Сидя за столом, я старался выглядеть безучастным; ждал, когда начнется допрос. Не имел понятия, о чем будет речь, но, не сомневаясь во всеведении Трэнта, был готов ко всему — только не к тому, что произошло.

Вдруг, ни с того ни с сего, он встал и подал мне руку.

— Это пока все, мистер Хардинг. Мне уже пора.

Я нерешительно подал ему руку; не хотелось верить, что все так может кончиться.

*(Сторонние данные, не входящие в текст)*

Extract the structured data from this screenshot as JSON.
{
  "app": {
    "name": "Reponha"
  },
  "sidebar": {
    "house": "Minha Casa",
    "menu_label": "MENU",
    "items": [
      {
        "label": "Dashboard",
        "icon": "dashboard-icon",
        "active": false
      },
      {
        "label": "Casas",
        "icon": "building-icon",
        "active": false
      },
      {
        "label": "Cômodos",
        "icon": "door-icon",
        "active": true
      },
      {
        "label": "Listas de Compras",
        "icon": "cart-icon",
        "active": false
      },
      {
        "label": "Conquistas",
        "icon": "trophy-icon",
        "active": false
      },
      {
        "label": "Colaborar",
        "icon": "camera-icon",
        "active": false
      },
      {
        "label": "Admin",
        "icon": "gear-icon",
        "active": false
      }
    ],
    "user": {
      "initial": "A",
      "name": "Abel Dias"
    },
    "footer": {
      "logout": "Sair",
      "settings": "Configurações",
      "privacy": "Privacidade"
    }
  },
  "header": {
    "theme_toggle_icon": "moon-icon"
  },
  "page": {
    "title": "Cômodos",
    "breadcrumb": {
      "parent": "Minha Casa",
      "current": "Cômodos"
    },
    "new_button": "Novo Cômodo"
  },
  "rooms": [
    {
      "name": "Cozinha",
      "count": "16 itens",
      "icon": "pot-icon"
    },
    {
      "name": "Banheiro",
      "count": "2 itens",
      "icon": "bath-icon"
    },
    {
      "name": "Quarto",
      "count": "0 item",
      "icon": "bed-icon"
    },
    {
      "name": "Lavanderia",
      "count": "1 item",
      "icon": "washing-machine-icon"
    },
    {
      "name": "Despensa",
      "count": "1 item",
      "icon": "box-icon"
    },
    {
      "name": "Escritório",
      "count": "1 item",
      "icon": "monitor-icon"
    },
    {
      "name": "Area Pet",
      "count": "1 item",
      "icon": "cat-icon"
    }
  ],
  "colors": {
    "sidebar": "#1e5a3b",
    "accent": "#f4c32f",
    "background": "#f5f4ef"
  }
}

— Надеюсь, вы не имеете ничего против моего визита. Я уж лучше зашел к вам, чем к мистеру Кэллингему, потому что, — он улыбнулся, впрочем, скорее ухмыльнулся, — ну, мне казалось, для тестя вы захотите эту историю немного подработать. Не думаю, что им слишком понравилось бы услышать, что Лэмб не был тем культурным, воспитанным юношей, которым они его считали. Но, по крайней мере, вы можете им сказать, что опасаться нечего. Думаю, эту задачку мы почти решили. Нужно только найти эту Анжелику Робертс. Похоже, она исчезла бесследно. Но мы ее найдем. Скажите им это. Скажите им, пусть не беспокоятся.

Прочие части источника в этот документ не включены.